Their guess as to why they were released is because it was not useful for the ruling Cambodian People’s Party (CPP) to keep them locked up. Public opinion was loudly against their imprisonment, and the communal elections on June 4, 2017, were seen as a victory for the opposition Cambodian National Rescue Party, which now has communal chiefs elected in almost every province.
Already the disputed 2013 national elections – which the opposition claims they would have won, had everything been free and fair – was a wake-up call for the ruling party. Prime Minister Hun Sen has more than once publicly threatened civil war should the CPP lose at the polls. Criticism of the ruling party has increasingly been framed as aligning with the opposition, and a series of new laws on trade union activity, on political parties, and on NGOs have been adopted. The latter, usually referred to as LANGO, oblige NGOs to register with the Ministry of Interior and to stay “neutral,” whatever that means.

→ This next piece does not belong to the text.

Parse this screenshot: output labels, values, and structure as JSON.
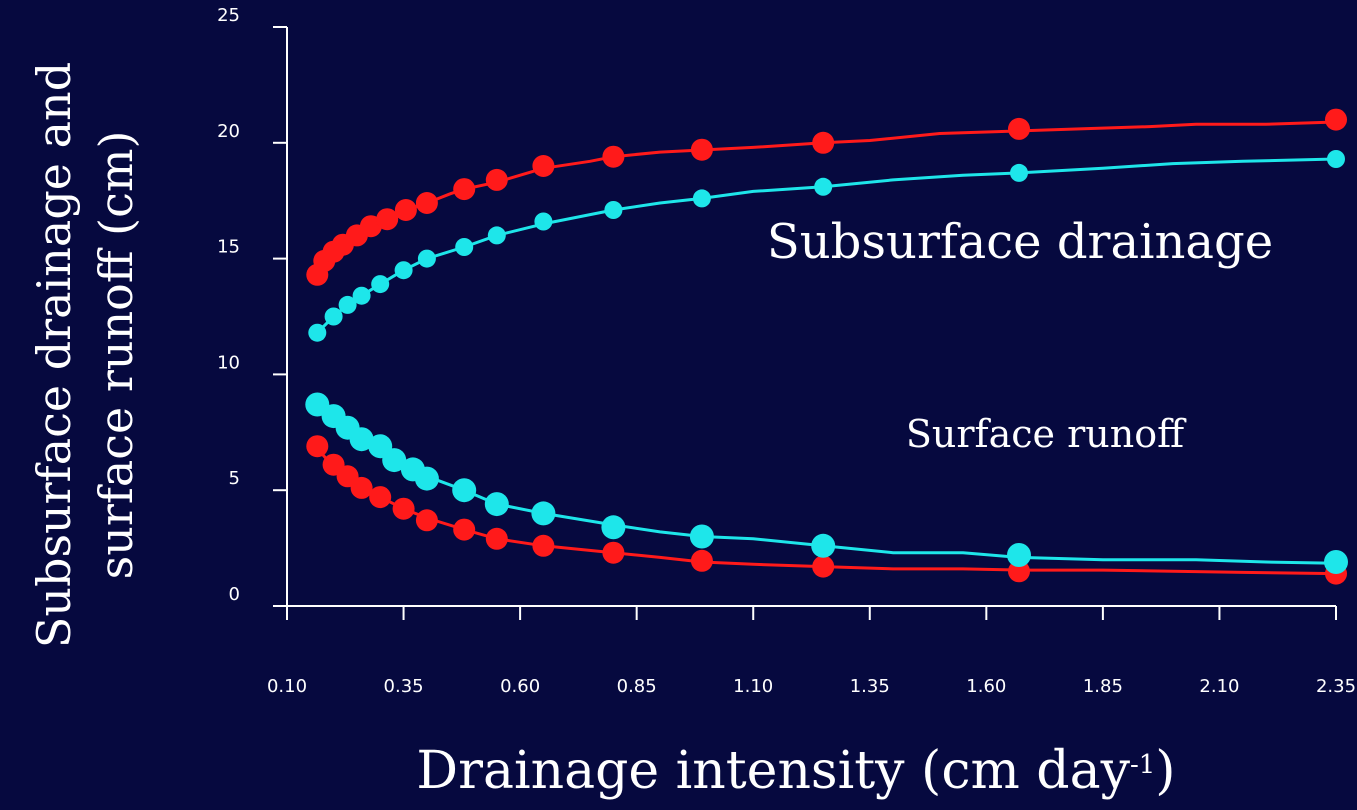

The CPP might have responded to local and international pressure to let the human rights defenders go. The question on everyone’s mind then is what their trial will be like, and not least when it will be. The current situation seems quite perfect for CPP, if the case against the Adhoc five was always a “political ransom,” as Ny Sokha phrases it. While it seemed that the CPP gained nothing and the opposition everything from their detention without trial, their current freedom (in name only) might be another story.
“We cannot stop the work we are doing, we cannot,” Nay Vanda says, “but we must speak in a soft tone, not in a hard tone like before.” Again, he smiles his uncertain smile.
“We can operate, but we have to be very careful,” Ny Sokha agrees. “On the other hand, though, bringing us back in will affect the government’s popularity negatively, and they know this.”
It is a volatile game, where everyone watches each other’s moves. What it will ultimately mean for the Adhoc five is still a mystery.
Nina Trige Andersen is a journalist and historian specializing in East and Southeast Asia.